Wednesday 5 August 2015

MOISEY GUREVITSH

MOISEY GUREVITSH (1874-November 9, 1944)
            He was born in St. Petersburg, Russia, to wealthy and observant parents.  He received a Jewish and a general education.  He graduated from high school and studied at St. Petersburg University.  In the mid-190s, he associated with the Russian social-democratic workers’ movement.  In 1892 his parents were exiled from the capital of Tsarist Russia and settled in Homel (Gomel).  He remained with his brother in St. Petersburg, but would from time to time go to Homel, and there, soon after the founding of the party, he joined the Bund.  He continued his studies, 1899-1901, in Berlin.  After receiving his doctoral degree, he returned to Russia, and worked in Vilna as a representative of the central committee of the Bund.  For a time he edited the underground Bundist newspaper Der klassen-kampf (Der klasn-kamf, The class struggle) in Vilna in 1902.  He played a leading role in the events surrounding the Hirsh Lekert case, as well as in combatting “police socialism” under Zubatov’s Tsarist police among the Jewish workers.  He was a delegate to the fifth conference of the Bund in Berdichev.  He spent 1903-1905 in prison, had a trial, and his speech at his trial left a profound impression.  He was sentenced to five years in the fortress, but before the appeals process started, he escaped abroad.  He worked for a time in Geneva for the foreign committee of the Bund and was sent in December 1905 as a Bundist envoy to the United States.  In New York, he took a leadership position among the Bundist groups.  He was active as well in the American socialist movement and in Workmen’s Circle.  He was also a publisher of Jewish and general socialist books and the author of appeals and brochures, in Yiddish and Russian, published by the Bund—among them: An entfer dem vilner gubernator fon val un hirshke lekert un zayn protses (A reply to the Vilna governor, [Victor] von Wahl, and Hirshke Lekert and his trial); Di koshere arbayter bavegung (The legitimate workers’ movement), initially published in Der arbayter shtime (The voice of labor), no. 28.  He contributed to the Forverts (Forward), Naye tsayt (New times), and Tsukunft (Future)—all in New York; Folkstsaytung (People’s newspaper) in Vilna; and others.  He died in New York.
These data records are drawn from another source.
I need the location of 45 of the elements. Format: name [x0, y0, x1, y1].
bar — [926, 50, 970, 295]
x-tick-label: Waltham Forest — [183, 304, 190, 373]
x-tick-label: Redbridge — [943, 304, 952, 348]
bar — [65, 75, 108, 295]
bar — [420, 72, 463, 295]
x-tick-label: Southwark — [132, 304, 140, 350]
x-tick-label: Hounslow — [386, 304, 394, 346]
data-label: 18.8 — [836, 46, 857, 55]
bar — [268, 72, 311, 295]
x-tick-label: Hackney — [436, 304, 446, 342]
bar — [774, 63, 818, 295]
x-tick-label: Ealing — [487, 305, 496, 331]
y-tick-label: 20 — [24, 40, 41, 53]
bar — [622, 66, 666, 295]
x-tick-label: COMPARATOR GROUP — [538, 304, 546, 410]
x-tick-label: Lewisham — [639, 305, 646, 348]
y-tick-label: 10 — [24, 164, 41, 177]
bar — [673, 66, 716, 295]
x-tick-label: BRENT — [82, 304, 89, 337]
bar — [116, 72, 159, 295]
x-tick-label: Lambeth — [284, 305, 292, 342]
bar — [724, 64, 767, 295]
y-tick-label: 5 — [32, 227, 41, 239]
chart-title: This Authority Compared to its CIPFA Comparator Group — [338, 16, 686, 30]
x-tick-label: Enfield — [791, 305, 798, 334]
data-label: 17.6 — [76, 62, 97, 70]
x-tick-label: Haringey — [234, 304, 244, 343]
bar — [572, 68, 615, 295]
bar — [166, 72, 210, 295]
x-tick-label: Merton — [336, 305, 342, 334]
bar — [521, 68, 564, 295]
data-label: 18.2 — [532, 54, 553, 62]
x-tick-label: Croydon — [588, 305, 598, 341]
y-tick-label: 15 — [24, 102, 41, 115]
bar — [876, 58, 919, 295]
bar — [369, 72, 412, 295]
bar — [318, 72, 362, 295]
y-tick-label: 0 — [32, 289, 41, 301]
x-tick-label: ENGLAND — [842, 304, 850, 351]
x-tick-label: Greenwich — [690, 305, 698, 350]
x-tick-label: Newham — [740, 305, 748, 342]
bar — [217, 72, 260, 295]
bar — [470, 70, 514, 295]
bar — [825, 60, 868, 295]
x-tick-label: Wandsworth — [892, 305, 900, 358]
Sources: Ab. Kahan, Bleter fun mayn lebn (Pages from my life) (New York, 1928), vol. 4, p. 430; F. Kurski, in Unzer tsayt (New York) (December 1944; June 1945); John Mill, Pyonern un boyer (Pioneers and builders) (New York, 1949), vol. 2, p. 45; Y. Sh. Herts, Hirsh lekert (Hirsh Lekert) (New York, 1952), pp. 97, 109; Herts, Di yidishe sotsyalistishe bavegung in amerike (The Jewish socialist movement in America) (New York, 1954), pp. 113, 125, 126; Herts, ed., Doyres bundistn (Generations of Bundists), vol. 1 (New York, 1956), pp. 269-73.